Copyright 2005 Business Wire Press Release

[ March 22nd 2005 ]

The Directors of EM Holding and Eidos announce that they have reached agreement on the terms of a recommended cash offer of 50 pence (approximately $0.96) for each Eidos Share and each Eidos ADS (each Eidos ADS representing 1 Eidos Share) for the whole of the issued and to be issued share capital of Eidos (the "Offer"). This values the whole of the issued share capital of Eidos at approximately GBP 71.0 million (approximately $136.3 million).

The Offer price of 50 pence per Eidos Share represents a premium of approximately 27.4 per cent. to the Closing Price of 39.25 pence per Eidos Share (approximately $0.75) on 18 March, 2005, the last business day prior to the date of this announcement. The Offer will be effected by means of a scheme of arrangement although EM Holding reserves the right to elect to implement the Offer by way of a takeover offer (within the meaning of section 428 of the Companies Act).

The Directors of Eidos, who have been so advised by UBS Investment Bank, financial adviser to Eidos, consider the terms of the Offer to be fair and reasonable and unanimously recommend that Eidos Shareholders and holders of Eidos ADSs vote in favour of the resolutions to be proposed at the Court Meeting, as they have irrevocably undertaken to do with respect to their own beneficial holdings of Eidos Shares. In providing advice to the Directors of Eidos, UBS Investment Bank has taken into account the commercial assessments of the Directors of Eidos.

Commenting on the Offer, John Riccitiello, Managing Director of Elevation Partners, L.P., said today: "We are pleased to be able to make this cash offer and believe it is in the best interests of Eidos shareholders, employees and customers."

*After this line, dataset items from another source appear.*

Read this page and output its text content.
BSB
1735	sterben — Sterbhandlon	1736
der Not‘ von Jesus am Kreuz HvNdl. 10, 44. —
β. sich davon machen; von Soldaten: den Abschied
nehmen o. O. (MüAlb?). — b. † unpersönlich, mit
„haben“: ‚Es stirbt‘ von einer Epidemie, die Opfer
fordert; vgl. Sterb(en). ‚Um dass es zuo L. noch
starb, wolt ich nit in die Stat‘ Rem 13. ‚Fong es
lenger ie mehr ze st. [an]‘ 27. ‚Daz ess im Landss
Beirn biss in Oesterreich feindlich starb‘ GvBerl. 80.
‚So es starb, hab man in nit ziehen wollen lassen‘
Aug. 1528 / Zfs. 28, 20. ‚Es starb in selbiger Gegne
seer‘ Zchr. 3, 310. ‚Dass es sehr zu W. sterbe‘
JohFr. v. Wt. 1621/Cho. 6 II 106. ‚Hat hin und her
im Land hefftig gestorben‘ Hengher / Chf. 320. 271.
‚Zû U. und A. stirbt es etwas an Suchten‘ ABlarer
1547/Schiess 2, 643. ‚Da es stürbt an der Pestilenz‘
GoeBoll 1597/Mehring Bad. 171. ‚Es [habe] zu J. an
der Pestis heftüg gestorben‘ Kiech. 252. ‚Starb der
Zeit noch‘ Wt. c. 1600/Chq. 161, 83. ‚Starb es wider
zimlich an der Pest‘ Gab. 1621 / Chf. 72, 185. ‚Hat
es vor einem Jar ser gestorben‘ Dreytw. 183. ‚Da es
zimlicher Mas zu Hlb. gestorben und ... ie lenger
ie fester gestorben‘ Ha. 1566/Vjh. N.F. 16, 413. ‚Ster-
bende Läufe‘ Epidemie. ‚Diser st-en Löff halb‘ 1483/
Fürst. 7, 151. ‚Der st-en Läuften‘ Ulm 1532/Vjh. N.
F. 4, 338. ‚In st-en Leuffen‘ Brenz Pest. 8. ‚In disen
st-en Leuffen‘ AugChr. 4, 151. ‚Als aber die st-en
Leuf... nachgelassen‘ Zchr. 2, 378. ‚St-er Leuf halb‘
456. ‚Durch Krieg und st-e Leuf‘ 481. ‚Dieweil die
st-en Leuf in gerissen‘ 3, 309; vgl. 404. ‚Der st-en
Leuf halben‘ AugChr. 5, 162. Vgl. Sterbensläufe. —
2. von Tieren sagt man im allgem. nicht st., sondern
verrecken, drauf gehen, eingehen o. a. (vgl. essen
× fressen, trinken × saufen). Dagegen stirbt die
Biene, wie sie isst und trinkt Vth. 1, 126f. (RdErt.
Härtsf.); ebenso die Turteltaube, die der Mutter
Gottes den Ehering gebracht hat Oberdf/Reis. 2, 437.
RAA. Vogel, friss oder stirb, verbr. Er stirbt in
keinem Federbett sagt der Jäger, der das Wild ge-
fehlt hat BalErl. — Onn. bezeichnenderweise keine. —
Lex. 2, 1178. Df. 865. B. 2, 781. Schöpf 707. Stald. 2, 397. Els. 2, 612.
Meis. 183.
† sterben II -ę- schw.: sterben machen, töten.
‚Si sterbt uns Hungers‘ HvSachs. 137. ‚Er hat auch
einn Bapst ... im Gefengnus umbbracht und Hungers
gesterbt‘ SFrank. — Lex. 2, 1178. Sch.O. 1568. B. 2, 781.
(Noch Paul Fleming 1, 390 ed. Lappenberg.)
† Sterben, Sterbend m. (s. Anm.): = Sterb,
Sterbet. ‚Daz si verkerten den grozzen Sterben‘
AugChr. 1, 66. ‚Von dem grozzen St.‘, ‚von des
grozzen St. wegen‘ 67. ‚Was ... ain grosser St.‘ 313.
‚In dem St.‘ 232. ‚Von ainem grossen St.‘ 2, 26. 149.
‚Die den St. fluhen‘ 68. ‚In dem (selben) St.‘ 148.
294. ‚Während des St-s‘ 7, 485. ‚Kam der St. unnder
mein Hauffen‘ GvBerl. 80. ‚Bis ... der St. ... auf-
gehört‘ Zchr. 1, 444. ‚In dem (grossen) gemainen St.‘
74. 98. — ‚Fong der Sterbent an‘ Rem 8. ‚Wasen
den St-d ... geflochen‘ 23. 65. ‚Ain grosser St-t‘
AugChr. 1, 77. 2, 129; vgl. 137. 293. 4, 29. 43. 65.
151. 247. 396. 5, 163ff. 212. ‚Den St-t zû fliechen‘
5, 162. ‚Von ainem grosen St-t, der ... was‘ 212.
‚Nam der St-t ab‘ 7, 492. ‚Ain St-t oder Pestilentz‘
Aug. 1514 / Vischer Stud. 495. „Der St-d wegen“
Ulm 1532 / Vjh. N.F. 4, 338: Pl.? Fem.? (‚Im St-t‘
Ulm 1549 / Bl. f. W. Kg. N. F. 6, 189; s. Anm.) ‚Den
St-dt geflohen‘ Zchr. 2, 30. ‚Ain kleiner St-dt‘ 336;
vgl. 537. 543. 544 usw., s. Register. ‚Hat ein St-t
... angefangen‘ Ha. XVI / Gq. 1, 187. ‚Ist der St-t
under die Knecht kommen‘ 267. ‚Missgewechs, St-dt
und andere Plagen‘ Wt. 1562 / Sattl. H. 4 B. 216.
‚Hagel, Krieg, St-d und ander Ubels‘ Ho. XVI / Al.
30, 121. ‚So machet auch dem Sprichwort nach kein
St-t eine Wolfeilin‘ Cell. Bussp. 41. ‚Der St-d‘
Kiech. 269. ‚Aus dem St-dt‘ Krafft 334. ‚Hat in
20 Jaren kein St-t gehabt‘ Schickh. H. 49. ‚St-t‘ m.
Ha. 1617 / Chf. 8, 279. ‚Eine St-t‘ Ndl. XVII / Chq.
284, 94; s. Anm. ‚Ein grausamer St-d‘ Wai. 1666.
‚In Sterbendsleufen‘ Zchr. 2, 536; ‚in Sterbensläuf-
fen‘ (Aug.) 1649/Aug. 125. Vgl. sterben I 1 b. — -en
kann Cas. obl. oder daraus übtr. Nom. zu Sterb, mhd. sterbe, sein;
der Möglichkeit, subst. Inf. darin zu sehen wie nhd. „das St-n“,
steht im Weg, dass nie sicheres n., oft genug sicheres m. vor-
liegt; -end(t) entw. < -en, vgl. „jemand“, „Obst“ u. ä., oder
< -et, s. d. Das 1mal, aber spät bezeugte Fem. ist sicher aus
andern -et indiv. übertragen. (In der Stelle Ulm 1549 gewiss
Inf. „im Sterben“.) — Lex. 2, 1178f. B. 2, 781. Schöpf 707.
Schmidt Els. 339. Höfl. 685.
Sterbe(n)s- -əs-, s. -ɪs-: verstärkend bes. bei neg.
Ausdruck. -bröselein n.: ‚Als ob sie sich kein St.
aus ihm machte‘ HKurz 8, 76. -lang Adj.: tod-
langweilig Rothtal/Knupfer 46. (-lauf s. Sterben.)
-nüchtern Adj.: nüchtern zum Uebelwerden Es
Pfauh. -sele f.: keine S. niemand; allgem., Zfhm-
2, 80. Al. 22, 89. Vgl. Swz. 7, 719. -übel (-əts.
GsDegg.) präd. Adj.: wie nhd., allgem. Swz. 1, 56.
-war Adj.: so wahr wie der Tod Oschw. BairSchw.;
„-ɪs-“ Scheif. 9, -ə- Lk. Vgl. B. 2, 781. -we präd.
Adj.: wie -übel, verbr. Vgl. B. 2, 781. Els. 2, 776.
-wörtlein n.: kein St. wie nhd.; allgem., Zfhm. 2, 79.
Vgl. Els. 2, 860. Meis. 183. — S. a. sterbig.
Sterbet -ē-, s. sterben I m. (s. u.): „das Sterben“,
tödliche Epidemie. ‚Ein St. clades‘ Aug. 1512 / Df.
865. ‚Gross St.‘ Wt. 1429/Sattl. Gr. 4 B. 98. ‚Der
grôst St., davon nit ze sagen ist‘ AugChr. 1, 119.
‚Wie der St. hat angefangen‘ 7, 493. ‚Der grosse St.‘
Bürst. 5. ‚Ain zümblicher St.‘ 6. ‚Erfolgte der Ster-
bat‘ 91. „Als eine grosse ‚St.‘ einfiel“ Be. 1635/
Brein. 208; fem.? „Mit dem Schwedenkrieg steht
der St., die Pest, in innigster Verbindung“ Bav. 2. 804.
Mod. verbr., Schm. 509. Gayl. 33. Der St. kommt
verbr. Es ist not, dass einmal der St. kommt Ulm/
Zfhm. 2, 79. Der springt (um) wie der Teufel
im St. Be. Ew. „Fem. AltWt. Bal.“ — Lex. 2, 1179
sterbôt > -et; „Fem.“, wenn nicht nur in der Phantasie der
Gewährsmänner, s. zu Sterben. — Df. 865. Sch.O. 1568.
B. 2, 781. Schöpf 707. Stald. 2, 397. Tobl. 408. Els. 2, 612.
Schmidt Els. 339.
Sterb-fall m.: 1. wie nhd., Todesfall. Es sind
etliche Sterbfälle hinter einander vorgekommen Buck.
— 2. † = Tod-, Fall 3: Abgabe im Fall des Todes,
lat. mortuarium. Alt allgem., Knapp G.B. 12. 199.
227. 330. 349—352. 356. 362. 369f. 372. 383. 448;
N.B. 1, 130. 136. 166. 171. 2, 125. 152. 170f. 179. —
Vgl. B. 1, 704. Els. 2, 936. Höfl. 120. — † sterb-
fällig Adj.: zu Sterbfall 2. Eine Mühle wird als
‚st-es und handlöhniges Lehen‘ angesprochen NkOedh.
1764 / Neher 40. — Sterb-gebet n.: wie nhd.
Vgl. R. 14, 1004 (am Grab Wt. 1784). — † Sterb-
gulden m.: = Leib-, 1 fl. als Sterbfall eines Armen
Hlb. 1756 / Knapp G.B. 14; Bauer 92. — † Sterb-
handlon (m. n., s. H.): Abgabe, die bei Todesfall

Commenting on the Offer, John van Kuffeler, Chairman of the Board of Eidos, said today: "I am pleased to announce the cash offer by EM Holding Corp. and bring to an end the uncertainty which the Company, its shareholders and employees have endured during recent months. Our recent interim results reflect the financial and strategic issues facing Eidos. The Board firmly believes that shareholders' interests are best served by a sale of the Company."